Patagotitan

Patagotitan
Temporal range: Albian
Reconstructed skeleton on display at the Field Museum of Natural History, Chicago, Illinois, U.S.
Scientific classification Edit this classification
Domain: Eukaryota
Kingdom: Animalia
Phylum: Chordata
Clade: Dinosauria
Clade: Saurischia
Clade: Sauropodomorpha
Clade: Sauropoda
Clade: Macronaria
Clade: Titanosauria
Clade: Lognkosauria
Genus: Patagotitan
Carballido et al., 2017
Type species
Patagotitan mayorum
Carballido et al., 2017

Patagotitan is a genus of titanosaurian sauropod dinosaur from the Cerro Barcino Formation in Chubut Province, Patagonia, Argentina. The genus contains a single species known from at least six young adult individuals, Patagotitan mayorum, which was first announced in 2014 and then named in 2017 by José Carballido and colleagues. Preliminary studies and press releases suggested that Patagotitan was the largest known titanosaur and land animal overall, with an estimated length of 37 m (121 ft) and an estimated weight of 69 tonnes (76 short tons). Later research revised the length estimate down to 31 m (102 ft) and weight estimates down to approximately 50–57 tonnes (55–63 short tons), suggesting that Patagotitan was of a similar size to, if not smaller than, its closest relatives Argentinosaurus and Puertasaurus. Still, Patagotitan is one of the most-known titanosaurs, and so its interrelationships with other titanosaurs have been relatively consistent in phylogenetic analyses. This led to its use in a re-definition of the group Colossosauria by Carballido and colleagues in 2022.

Like Argentinosaurus and other members of the Lognkosauria, Patagotitan was a particularly large and robust titanosaur.
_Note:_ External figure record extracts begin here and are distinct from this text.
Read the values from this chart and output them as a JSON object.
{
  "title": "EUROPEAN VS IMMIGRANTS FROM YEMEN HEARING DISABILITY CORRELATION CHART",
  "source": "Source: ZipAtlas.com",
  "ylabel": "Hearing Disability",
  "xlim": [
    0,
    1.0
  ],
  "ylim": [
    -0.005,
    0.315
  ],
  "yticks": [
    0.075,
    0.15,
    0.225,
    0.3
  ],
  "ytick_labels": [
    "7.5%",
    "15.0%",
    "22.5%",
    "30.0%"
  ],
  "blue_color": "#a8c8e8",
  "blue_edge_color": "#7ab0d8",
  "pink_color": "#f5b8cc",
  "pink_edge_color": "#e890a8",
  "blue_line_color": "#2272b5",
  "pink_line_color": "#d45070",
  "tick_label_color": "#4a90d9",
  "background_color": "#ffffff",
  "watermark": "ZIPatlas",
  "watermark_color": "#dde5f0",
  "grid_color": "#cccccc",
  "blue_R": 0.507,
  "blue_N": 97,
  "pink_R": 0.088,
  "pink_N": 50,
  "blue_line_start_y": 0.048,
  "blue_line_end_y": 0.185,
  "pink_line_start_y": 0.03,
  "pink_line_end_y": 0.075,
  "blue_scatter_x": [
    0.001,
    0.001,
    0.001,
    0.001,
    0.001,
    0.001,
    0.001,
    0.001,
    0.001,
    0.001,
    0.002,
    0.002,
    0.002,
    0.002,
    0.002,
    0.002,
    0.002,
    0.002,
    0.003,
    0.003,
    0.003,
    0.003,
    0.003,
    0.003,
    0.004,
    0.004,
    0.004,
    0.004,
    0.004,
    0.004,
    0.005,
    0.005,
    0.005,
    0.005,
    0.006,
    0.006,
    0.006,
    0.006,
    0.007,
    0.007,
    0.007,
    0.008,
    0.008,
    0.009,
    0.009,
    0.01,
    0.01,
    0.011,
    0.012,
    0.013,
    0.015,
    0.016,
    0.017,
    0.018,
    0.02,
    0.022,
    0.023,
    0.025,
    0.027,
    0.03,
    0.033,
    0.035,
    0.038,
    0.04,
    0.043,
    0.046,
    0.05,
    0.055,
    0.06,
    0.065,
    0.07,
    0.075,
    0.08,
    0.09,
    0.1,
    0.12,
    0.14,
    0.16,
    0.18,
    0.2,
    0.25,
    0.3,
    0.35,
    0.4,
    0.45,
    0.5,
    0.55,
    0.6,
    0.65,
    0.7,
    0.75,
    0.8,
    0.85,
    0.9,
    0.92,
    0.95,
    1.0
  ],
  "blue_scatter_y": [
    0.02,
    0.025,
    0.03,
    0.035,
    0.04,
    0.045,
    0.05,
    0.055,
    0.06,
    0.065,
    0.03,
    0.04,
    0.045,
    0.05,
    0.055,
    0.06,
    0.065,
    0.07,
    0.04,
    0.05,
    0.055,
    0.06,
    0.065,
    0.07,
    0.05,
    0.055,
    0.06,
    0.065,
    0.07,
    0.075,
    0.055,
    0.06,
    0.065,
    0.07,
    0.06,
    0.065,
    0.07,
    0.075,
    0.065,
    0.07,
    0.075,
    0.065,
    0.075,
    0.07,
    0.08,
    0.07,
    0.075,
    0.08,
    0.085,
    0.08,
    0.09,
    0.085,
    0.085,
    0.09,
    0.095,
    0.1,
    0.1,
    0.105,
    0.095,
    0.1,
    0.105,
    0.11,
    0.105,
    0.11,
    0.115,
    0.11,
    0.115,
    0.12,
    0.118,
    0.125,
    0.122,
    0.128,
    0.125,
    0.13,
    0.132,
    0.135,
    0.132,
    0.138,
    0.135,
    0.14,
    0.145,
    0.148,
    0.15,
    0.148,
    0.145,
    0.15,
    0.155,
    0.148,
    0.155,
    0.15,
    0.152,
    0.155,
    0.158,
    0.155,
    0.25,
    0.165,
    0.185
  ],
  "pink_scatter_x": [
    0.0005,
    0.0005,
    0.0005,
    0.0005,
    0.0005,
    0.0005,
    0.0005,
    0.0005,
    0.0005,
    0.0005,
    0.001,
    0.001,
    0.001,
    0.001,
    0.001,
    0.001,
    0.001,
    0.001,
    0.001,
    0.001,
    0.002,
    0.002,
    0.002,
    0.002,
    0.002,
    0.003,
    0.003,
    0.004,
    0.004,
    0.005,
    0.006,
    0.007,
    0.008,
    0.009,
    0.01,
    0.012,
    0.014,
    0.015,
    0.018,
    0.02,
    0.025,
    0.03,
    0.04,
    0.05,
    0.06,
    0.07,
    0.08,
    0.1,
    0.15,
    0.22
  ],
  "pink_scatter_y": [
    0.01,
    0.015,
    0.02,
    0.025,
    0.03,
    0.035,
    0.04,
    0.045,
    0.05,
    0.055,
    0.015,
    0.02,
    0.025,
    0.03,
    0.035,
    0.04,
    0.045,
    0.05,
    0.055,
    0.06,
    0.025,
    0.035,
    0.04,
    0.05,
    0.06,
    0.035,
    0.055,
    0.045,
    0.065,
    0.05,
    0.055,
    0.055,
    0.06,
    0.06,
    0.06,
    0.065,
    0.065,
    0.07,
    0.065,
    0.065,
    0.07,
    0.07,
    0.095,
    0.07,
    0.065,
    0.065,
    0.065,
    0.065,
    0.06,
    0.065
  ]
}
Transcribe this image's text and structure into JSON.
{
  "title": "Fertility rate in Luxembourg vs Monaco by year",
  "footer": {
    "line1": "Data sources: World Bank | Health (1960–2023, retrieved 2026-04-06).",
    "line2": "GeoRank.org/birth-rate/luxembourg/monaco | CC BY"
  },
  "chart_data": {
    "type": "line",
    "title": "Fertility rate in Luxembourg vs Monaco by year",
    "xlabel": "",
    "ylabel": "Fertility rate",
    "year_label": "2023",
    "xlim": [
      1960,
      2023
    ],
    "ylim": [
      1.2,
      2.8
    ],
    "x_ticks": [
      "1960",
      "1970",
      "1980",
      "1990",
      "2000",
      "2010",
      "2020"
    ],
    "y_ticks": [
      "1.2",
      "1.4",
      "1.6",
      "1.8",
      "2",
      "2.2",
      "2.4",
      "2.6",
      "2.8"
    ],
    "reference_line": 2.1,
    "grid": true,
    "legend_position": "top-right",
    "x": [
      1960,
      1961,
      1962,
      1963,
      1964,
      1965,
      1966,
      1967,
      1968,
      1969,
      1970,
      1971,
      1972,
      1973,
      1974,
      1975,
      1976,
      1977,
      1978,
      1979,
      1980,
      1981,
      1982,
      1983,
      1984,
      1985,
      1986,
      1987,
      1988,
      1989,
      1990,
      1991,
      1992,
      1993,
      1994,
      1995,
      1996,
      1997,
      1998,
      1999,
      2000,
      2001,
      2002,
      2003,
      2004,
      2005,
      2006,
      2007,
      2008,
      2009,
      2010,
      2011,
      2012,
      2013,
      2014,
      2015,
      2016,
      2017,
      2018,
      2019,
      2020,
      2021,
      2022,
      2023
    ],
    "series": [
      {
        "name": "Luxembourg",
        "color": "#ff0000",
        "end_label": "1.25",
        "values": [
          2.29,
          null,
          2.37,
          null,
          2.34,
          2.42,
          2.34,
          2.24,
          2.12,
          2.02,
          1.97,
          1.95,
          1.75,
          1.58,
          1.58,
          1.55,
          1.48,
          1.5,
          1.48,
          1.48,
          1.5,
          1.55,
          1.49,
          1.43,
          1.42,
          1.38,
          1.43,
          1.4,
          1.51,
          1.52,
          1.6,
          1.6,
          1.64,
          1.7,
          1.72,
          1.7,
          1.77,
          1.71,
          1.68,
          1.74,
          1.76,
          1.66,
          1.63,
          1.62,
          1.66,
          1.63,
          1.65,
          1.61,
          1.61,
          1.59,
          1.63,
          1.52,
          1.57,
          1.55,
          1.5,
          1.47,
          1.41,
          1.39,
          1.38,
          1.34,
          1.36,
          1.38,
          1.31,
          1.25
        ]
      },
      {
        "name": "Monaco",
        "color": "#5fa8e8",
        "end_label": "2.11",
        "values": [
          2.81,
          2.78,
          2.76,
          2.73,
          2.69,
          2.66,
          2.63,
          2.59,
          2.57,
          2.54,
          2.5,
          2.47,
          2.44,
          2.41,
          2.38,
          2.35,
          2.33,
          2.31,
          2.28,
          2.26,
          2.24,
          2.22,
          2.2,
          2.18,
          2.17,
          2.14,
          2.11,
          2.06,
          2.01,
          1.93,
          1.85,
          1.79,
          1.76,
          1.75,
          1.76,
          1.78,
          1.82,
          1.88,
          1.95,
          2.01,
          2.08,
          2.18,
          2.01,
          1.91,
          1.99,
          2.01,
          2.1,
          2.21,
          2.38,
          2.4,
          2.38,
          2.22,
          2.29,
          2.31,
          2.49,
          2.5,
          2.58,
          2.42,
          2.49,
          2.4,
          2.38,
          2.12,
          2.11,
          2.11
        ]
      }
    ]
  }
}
It can be distinguished from its close relatives by a suite of unique characteristics in its back and tail vertebrae, scapulae and humeri in the forelimb, and ischia and femora in the hindlimb. Among these was the presence of accessory vertebral articulations known as the hyposphene-hypantrum articulations between only one pair of vertebrae at the level of the scapular blade, which was likely a weight-bearing adaptation not seen in any other sauropod (where they were either present between all pairs or between none). Several unique features in the limbs were also likely attachment scars for muscles. In life, Patagotitan lived in a forested region on a floodplain that was dominated by coniferous trees.